Working at the UC Davis Institute for Regenerative Cures inside the GMP facility, I learned a lot about sterile laboratory techniques that are required for cell culture to engineer therapeutics that are used to treat patients. Culturing cells is not only about technique, but it also requires time and patience. Being taught just basic knowledge of cells at school, learning about cell therapy was different than I thought it would be. I never really thought about how cells can be cultured in vitro with growth factors that allow them to develop and expand. I was surprised by the complexity of creating therapeutics that are used to treat patients at the hospital.
The introduction to stem cells class that my mentor, Gerhard Bauer, is teaching has changed my perspective on stem cells and medical research in general. At school, I only learned about how stem cells have the potential to differentiate into other cells. In this class, we learned about the different types of stem cells (hematopoietic, mesenchymal, embryonic, and induced pluripotent) and how they can be applied clinically to improve the quality of life and reduce suffering.

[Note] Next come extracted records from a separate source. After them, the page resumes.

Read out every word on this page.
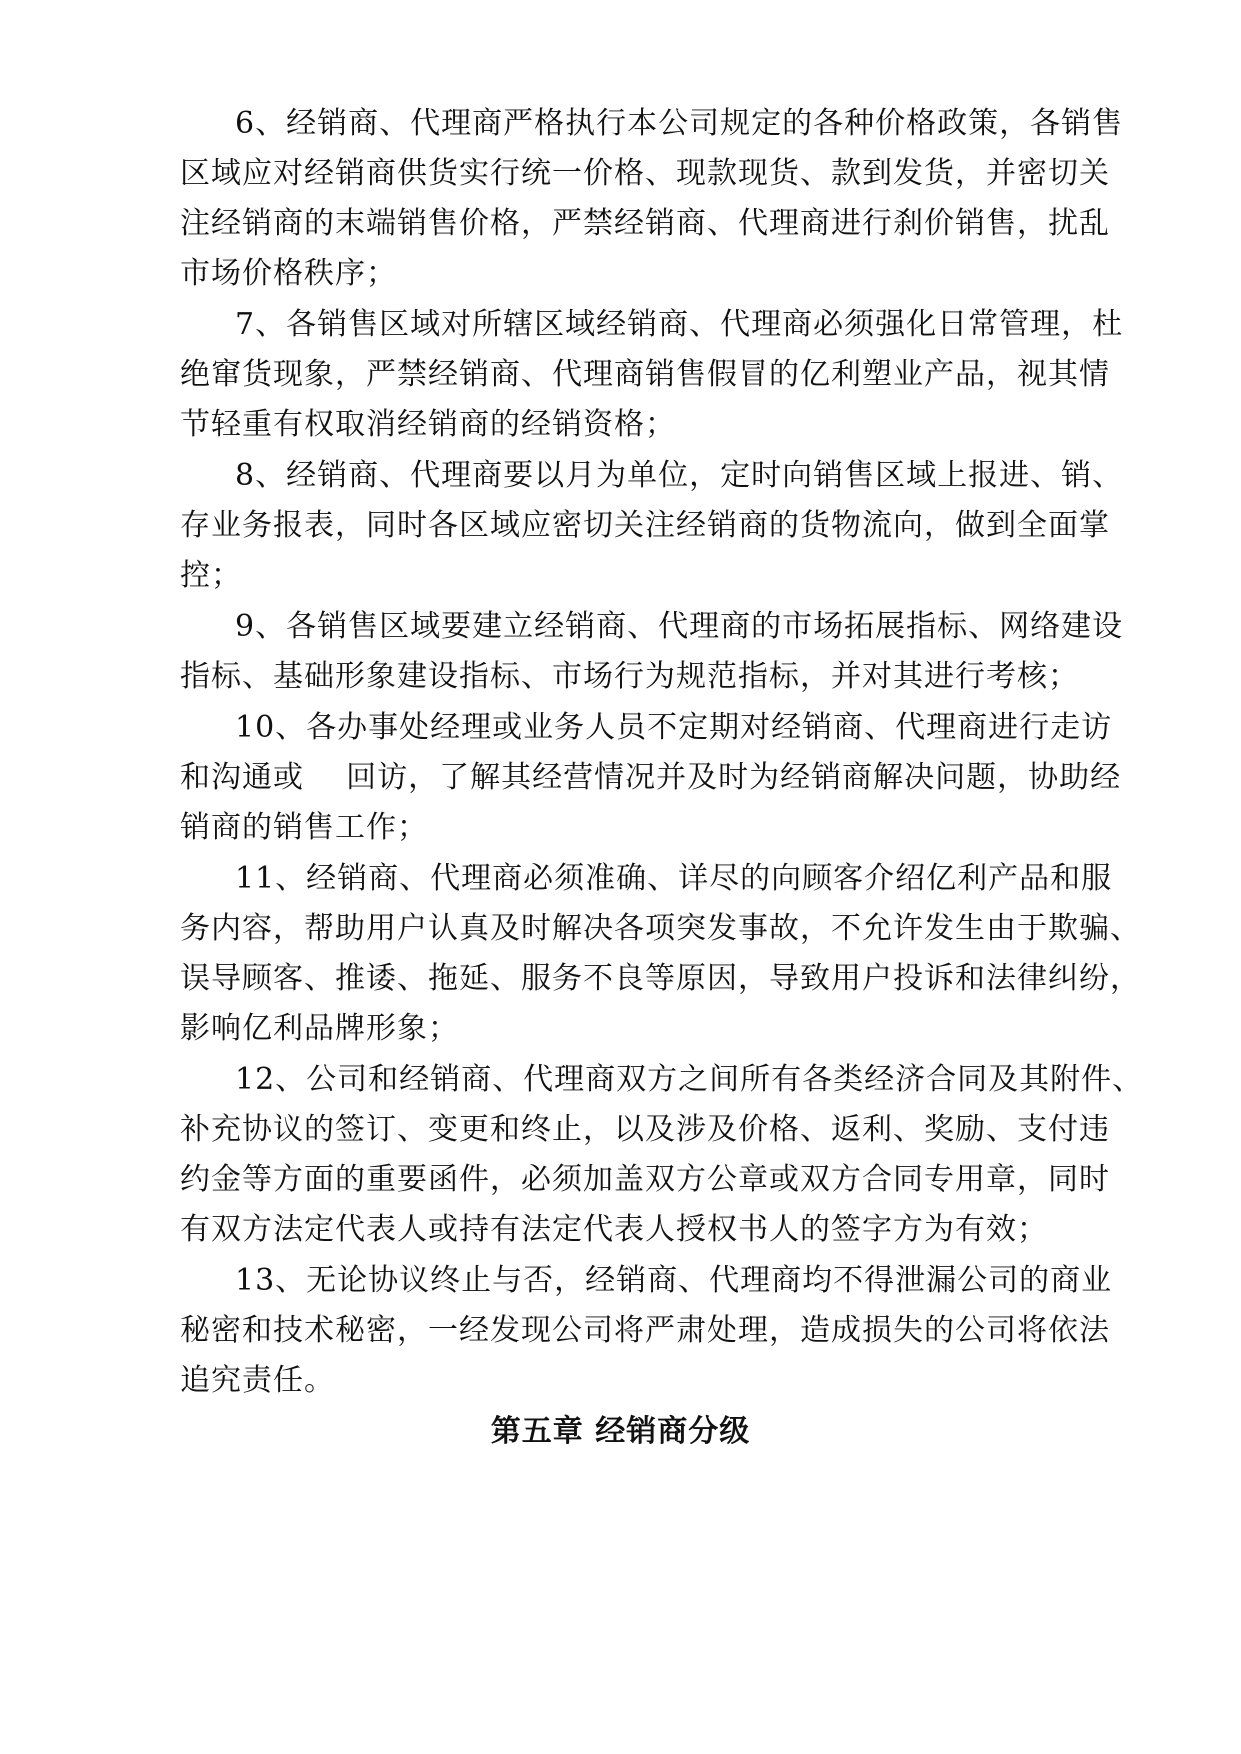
6、经销商、代理商严格执行本公司规定的各种价格政策，各销售
区域应对经销商供货实行统一价格、现款现货、款到发货，并密切关
注经销商的末端销售价格，严禁经销商、代理商进行刹价销售，扰乱
市场价格秩序；
7、各销售区域对所辖区域经销商、代理商必须强化日常管理，杜
绝窜货现象，严禁经销商、代理商销售假冒的亿利塑业产品，视其情
节轻重有权取消经销商的经销资格；
8、经销商、代理商要以月为单位，定时向销售区域上报进、销、
存业务报表，同时各区域应密切关注经销商的货物流向，做到全面掌
控；
9、各销售区域要建立经销商、代理商的市场拓展指标、网络建设
指标、基础形象建设指标、市场行为规范指标，并对其进行考核；
10、各办事处经理或业务人员不定期对经销商、代理商进行走访
和沟通或    回访，了解其经营情况并及时为经销商解决问题，协助经
销商的销售工作；
11、经销商、代理商必须准确、详尽的向顾客介绍亿利产品和服
务内容，帮助用户认真及时解决各项突发事故，不允许发生由于欺骗、
误导顾客、推诿、拖延、服务不良等原因，导致用户投诉和法律纠纷，
影响亿利品牌形象；
12、公司和经销商、代理商双方之间所有各类经济合同及其附件、
补充协议的签订、变更和终止，以及涉及价格、返利、奖励、支付违
约金等方面的重要函件，必须加盖双方公章或双方合同专用章，同时
有双方法定代表人或持有法定代表人授权书人的签字方为有效；
13、无论协议终止与否，经销商、代理商均不得泄漏公司的商业
秘密和技术秘密，一经发现公司将严肃处理，造成损失的公司将依法
追究责任。
第五章 经销商分级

Guest lectures from notable doctors and researchers have also broadened my scope of the applications of stem cells. Cardiologist John Laird taught us how stem cells could be used to treat cardiovascular diseases, and neurologist Vicki Wheelock taught us about Huntington’s disease and the potential for stem cell treatment in other neurological diseases.
Stem cells really have broad potential to treat diseases, disabilities, and conditions in which no therapeutics exist.